The most experienced neuroscientists at Harvard University were seriously astonished when they saw the results of a recent 8 week program of mindfulness meditation.
The study was led by a Harvard-affiliated team of researchers based at Massachusetts General Hospital, and the team’s MRI scans documented for the very first time ever in medical history that meditation produced massive changes inside the brain’s gray matter.
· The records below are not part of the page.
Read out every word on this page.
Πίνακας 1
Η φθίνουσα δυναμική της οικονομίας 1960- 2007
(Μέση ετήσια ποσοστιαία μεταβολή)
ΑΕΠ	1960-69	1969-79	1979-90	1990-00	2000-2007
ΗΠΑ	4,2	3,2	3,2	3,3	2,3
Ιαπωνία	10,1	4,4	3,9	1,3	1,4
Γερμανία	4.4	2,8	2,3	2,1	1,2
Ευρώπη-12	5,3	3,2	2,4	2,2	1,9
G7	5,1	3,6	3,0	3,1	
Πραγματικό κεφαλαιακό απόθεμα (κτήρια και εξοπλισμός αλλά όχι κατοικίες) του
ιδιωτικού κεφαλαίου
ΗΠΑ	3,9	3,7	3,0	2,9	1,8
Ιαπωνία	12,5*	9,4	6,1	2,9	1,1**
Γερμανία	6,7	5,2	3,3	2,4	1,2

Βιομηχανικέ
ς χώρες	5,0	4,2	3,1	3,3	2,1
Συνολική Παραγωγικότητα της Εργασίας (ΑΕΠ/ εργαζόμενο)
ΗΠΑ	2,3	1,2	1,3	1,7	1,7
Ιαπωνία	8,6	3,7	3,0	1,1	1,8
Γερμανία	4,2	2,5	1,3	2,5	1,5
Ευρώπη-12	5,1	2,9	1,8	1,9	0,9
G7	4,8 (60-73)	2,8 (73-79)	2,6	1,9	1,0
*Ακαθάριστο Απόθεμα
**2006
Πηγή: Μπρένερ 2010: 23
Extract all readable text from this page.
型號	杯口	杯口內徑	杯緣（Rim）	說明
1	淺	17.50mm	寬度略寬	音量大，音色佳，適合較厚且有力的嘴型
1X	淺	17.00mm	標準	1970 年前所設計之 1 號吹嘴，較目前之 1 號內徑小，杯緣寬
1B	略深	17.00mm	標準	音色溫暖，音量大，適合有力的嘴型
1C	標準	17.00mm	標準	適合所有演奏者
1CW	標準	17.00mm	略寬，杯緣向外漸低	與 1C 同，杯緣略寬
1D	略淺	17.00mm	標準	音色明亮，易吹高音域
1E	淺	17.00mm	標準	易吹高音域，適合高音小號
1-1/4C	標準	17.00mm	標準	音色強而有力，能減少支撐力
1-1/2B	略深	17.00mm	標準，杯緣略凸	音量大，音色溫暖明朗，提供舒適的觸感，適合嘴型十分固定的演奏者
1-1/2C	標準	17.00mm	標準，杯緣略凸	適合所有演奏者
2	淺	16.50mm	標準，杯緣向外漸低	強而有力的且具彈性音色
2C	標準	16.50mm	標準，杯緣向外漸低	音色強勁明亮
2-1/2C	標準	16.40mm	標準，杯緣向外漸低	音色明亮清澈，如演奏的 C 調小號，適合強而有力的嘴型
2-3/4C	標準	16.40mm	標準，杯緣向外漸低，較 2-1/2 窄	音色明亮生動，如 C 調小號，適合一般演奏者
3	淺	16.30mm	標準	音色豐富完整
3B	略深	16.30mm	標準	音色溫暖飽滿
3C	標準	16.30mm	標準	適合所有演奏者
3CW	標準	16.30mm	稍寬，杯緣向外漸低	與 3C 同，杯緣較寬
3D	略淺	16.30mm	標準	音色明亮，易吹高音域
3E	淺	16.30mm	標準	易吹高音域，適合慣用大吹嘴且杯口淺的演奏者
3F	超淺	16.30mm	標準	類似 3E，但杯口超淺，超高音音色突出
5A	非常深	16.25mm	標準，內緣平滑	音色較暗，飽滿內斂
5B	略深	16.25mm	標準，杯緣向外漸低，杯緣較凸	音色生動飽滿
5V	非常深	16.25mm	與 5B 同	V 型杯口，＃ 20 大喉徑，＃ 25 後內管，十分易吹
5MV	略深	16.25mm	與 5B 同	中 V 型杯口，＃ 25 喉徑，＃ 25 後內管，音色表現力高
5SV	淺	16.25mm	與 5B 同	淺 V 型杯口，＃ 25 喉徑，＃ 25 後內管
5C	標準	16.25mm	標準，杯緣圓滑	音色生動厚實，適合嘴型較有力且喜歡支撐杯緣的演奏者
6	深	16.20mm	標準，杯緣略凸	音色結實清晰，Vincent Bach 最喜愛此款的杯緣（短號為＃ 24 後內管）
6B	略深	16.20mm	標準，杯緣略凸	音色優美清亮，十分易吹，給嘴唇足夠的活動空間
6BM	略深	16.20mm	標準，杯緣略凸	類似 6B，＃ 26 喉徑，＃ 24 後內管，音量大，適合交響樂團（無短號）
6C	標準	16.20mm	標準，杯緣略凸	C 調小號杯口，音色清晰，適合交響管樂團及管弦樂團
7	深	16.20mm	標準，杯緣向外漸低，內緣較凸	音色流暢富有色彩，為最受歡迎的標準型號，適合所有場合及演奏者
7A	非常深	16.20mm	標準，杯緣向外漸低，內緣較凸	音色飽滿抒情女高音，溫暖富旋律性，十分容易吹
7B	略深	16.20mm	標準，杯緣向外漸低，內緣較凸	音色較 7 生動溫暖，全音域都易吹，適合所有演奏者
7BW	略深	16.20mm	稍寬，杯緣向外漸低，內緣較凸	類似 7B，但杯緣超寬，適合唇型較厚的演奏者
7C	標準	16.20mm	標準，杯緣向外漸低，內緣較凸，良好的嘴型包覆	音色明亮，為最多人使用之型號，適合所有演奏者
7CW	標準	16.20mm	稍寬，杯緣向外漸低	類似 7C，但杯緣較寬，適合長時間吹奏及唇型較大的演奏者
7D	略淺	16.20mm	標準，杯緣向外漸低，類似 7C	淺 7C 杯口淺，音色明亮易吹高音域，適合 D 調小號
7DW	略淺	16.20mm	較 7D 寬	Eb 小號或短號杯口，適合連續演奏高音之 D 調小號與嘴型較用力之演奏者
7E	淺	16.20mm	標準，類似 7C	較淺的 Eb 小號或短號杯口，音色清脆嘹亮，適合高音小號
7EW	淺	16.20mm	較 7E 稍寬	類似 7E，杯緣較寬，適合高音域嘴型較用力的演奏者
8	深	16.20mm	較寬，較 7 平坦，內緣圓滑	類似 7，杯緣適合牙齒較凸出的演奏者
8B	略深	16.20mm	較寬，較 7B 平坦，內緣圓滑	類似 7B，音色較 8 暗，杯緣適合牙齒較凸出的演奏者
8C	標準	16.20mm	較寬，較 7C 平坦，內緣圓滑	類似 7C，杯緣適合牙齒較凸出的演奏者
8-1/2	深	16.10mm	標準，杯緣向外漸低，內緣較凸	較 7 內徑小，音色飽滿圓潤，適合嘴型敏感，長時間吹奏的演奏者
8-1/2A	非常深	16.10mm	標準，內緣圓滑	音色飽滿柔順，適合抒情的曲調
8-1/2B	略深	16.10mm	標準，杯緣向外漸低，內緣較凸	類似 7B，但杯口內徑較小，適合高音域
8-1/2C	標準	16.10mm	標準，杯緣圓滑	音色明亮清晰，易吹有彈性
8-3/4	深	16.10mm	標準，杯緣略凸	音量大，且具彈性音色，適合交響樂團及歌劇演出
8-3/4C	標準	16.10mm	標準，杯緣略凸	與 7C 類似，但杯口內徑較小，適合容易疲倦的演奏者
“Although the practice of meditation is associated with a sense of peacefulness and physical relaxation, practitioners have long claimed that meditation also provides cognitive and psychological benefits that persist throughout the day,” says study senior author Sara Lazar of the MGH Psychiatric Neuroimaging Research Program and a Harvard Medical School instructor in psychology in a recent interview. She further notes, “This study demonstrates that changes in brain structure may underlie some of these reported improvements and that people are not just feeling better because they are spending time relaxing.”
There have been so many studies on meditation recently that it’s hard to keep up. Lazar’s group and others have found structural differences between the brains of experienced meditation practitioners and individuals with no history of meditation, where they were able to observe thickening of the cerebral cortex in areas associated with attention and emotional integration. But those investigations could not actually document that those differences were actually produced by meditation. Amongst the full findings here, participant-reported reductions in stress were correlated with decreased gray-matter density in the amygdala, which is known to play an important role in anxiety and stress.
“It is fascinating to see the brain’s plasticity and that, by practicing meditation, we can play an active role in changing the brain and can increase our well-being and quality of life,” says Britta Hölzel, first author of the paper and a research fellow at MGH and Giessen University in Germany. “Other studies in different patient populations have shown that meditation can make significant improvements in a variety of symptoms, and we are now investigating the underlying mechanisms in the brain that facilitate this change.”
While this demonstrates that the first-person experience of stress can not only be reduced with an eight-week mindfulness training program, but that this experiential change corresponds with structural changes in the amygdala, a finding that opens doors to many possibilities for further research on mindfulness based stress reduction and its potential to protect against stress-related disorders, such as post-traumatic stress disorder which plagues almost 5.2 million adults a year in the U.S. alone.
Now that’s mind blowing, gray matter and all.